The real test of being in the presence of God is, that you either forget about yourself altogether or see yourself as a small, dirty object.
It is better to forget about yourself altogether.
A friend is struggling to forgive herself. She repented of her sin. She confessed it to God and to the person she hurt. The two forgave her. My friend did the job right. But months later, she just can’t forgive herself.
Maybe that’s as it should be. Because maybe the problem isn’t a forgiveness problem, but a pride problem. Before you call me cold-blooded and calloused, let me explain.
Proudly Pre-Occupied With Our Sin
The humble, forgiven saint doesn’t get hung up scratching that itch. He can let it sit. When the boys were younger and would scratch mosquito bites until they bled, I would dab on the Benedryl and distract them with toy to keep their little hands busy. They stopped scratching. The focus was off the bug bite.
Self-degradation, self-demotion, and self-condemnation all come when the show is on the other less-fortunate foot…Why would we want others to see these things?

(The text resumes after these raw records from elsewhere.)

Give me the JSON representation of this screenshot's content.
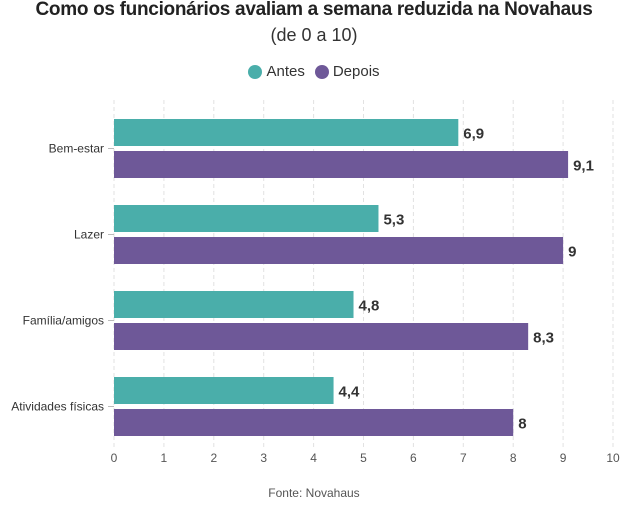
{
  "chart_data": {
    "type": "bar",
    "orientation": "horizontal",
    "title": "Como os funcionários avaliam a semana reduzida na Novahaus",
    "subtitle": "(de 0 a 10)",
    "categories": [
      "Bem-estar",
      "Lazer",
      "Família/amigos",
      "Atividades físicas"
    ],
    "series": [
      {
        "name": "Antes",
        "color": "#4aaeaa",
        "values": [
          6.9,
          5.3,
          4.8,
          4.4
        ],
        "labels": [
          "6,9",
          "5,3",
          "4,8",
          "4,4"
        ]
      },
      {
        "name": "Depois",
        "color": "#6e5898",
        "values": [
          9.1,
          9,
          8.3,
          8
        ],
        "labels": [
          "9,1",
          "9",
          "8,3",
          "8"
        ]
      }
    ],
    "xlim": [
      0,
      10
    ],
    "xticks": [
      "0",
      "1",
      "2",
      "3",
      "4",
      "5",
      "6",
      "7",
      "8",
      "9",
      "10"
    ],
    "grid": true,
    "legend_position": "top-center",
    "source": "Fonte: Novahaus"
  }
}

Ironically, self-demotion can be a sneaky form of self-promotion because we’re actually fishing for the affirmation and reassurance we believe we deserve…Self-condemnation passes judgment on us when we fall short of our own standards. Sometimes we carry out the painful judgment on ourselves. We can mentally replay poor performance in order to beat ourselves up over our failures. Self-condemnation…feels shame for falling short. (Killjoys, p. 11)
I don’t mean to be cavalier here. I know it’s no cake walk, accepting forgiveness and moving on. I’ve been there. I’ve spent plenty of nights at Camp Woe-Is-Me and never once have I had a good night’s sleep there. Sometimes after I repent of the selfish, stupid things I’ve said or done, and I don’t feel instantly refreshed (Acts 3:19). So I wallow in my guilt for a while, astounded that I could think, say, or do such ugly things; that conduct so un-becoming a Christian came from moi. I was, as Lewis aptly put it, sorry to find that I was the sort of [wo]man who did those things.
Why We’re Confused
But our feelings confuse us. We think that if we’re still feeling bad we need more forgiveness. Could it be we need more grace, more faith, to keep the humble tent pitched there where it belongs? Maybe we should pray,
Forgiven Like David
David is a marvelous model of how to humbly accept forgiveness and consequences. After Nathan’s confrontational, convicting you-are-the man sheep speech, David and Bathsheba’s borne-of-wedlock baby dies. David’s servants are confused when, rather than weep and wallow, he rises from his mourning and, worships. He explained, “While the child was still alive, I fasted and wept, for I said,‘Who knows whether the Lord will be gracious to me, that the child may live?’ 2 Samuel 12:22
When David sinned, he repented. When he repented, he was forgiven. But, still he was disciplined. David might have felt unforgiven, but lying in the bed he made for himself, but he wasn’t trying to forgive himself. He did not grovel under it or spurn it. He didn’t despair nor express entitlement.
David? He did the right thing. David humbly hoped in God’s goodness. He camped right under God’s mighty hand, and accepted God’s mercy and his consequences.
Godly Grief
For you felt a godly grief so that you suffered no loss through us. For godly grief produces repentance that leads to salvation without regret, whereas worldly grief produces death. 2 Corinthians 7:10
So, Should We Learn To “Forgive Ourselves?” The Corinthians were at fault and Paul had called them out. They had repented and he had forgiven them. But they maybe hadn’t moved on yet. Maybe they just didn’t feel forgiven. John Piper believes 2 Corinthians 7:8–10 is the closest biblical paradigm for dealing with this issue.
Ponder what Paul means by godly grief and worldly grief…They need to move through worldly grief over sin to godly grief over sin and beyond into life and freedom. And the difference is a grief that leads out of death-giving self-condemnation to life-giving acceptance of God’s, and in this case Paul’s, statement of no condemnation.
So the biblical way out of death with this so-called self-forgiveness is to humble ourselves and admit we have no right to take the role of judge and pronounce the death sentence on ourselves. That is pride to think that we can hear God’s verdict of not guilty or our friend’s verdict of not guilty; that is, I forgive you, and refuse it. We refuse it and set ourselves up as the new judge and pronounce a death sentence over ourselves. The biblical problem with that is not a failure of self-forgiveness. That is not a biblical category. It is an arrogant failure to trust in the free verdict of God: no condemnation.
No, I didn’t help my friend forgive herself. Instead, I say to her, and to you, and to myself: Let’s go pitch our tent in that humble place, under God’s, mighty, merciful hand. Let’s cast our cares, even our post-confession, not-feeling forgiven cares on Him.
He really does care.
Here we have a firm foundation, Here the refuge of the lost.
Christ the Rock of our salvation, Christ the Name of which we boast.
Lamb of God for sinners wounded! Sacrifice to cancel guilt!
None shall ever be confounded, Who on Him their hope have built.